Шпага укоротилась еще на один обломок, и Нарышкин почувствовал, что еще немного, и ловкий поляк раскроит ему голову…

Он был еще жив только лишь потому, что Трещинский просто продлял себе удовольствие. Но долго так продолжаться не могло, Сергей с трудом отразил гардой очередной «референтский» удар.

В пылу боя никто из сражающихся не заметил, как Иоганн Карлович, прикрывшись тележкой, обследовал содержимое лежащих на ней ларцов и осторожно извлек на свет предмет, завернутый в ветхую ткань.

В это время Трещинский, картинно прищурившись и наклонив голову, готовился нанести свой решающий удар, размышляя: как бы сделать это с наибольшим эффектом.

— Господи, он убьет его, убьет! — простонала Катерина, в ужасе закрывая глаза.

Сергей отбросил в сторону все то, что осталось от его шпаги — помятую бесполезную гарду и, тяжело дыша, следил за своим противником.

— Держите, Серьожа! — крикнул Иоганн Карлович, метнувшись к Нарышкину.

В руке у Сергея оказался холодный металл. Еще не успев разглядеть предмет, казавшийся невзрачным черным куском железа, — Нарышкин схватил наконечник древнего Копья, который считался одной из главных христианских реликвий…

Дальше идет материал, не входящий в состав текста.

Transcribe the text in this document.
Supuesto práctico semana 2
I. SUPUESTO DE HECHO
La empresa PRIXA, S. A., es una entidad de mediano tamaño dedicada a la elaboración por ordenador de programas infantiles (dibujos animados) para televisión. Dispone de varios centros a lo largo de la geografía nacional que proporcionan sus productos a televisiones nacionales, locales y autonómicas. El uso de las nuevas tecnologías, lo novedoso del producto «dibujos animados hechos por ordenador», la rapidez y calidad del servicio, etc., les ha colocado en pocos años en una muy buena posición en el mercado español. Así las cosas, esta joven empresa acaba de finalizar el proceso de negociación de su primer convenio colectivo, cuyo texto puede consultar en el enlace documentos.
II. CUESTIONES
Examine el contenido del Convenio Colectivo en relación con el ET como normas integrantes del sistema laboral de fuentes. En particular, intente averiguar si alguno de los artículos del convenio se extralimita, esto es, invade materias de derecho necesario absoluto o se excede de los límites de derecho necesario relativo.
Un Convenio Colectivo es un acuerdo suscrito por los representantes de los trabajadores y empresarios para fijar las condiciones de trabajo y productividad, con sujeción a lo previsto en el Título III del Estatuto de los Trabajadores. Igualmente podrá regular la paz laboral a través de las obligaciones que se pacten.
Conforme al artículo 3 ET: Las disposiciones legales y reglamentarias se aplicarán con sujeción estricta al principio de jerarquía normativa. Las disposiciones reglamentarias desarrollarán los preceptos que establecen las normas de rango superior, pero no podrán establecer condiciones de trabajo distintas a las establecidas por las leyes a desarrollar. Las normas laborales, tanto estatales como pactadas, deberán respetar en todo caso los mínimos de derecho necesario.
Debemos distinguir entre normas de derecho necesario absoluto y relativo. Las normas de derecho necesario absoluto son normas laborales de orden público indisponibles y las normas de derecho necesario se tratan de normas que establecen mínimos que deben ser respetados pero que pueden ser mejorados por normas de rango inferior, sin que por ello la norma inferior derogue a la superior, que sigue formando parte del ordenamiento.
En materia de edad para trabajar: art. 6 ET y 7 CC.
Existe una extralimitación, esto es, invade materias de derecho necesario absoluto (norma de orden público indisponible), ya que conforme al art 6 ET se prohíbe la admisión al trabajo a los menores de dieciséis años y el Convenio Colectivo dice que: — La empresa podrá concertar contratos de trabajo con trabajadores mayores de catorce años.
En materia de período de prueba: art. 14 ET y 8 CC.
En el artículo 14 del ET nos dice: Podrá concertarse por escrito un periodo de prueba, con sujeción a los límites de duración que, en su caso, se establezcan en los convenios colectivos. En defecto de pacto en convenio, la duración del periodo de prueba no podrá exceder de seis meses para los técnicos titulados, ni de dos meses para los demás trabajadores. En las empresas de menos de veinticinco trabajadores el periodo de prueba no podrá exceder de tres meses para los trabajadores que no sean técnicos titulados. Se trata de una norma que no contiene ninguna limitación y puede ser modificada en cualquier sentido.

Могучий удар грома, подобный Иерихонским трубам, расколол небеса, как орех, и сотряс все вокруг. Сергею показалось, что окрестные дома зашатались под этим ударом. Пахнуло озоном. Вспышка молнии довершила громовой раскат, ослепив оглушенных, испуганных людей. На землю упали первые тяжелые капли дождя, и вместе с холодом этих капель Нарышкин почувствовал, как рука его, дотоле висевшая плетью, обретает силу. Он сжал Наконечник и, все еще оглохший, шагнул навстречу смерти, минуту назад казавшейся неминуемой.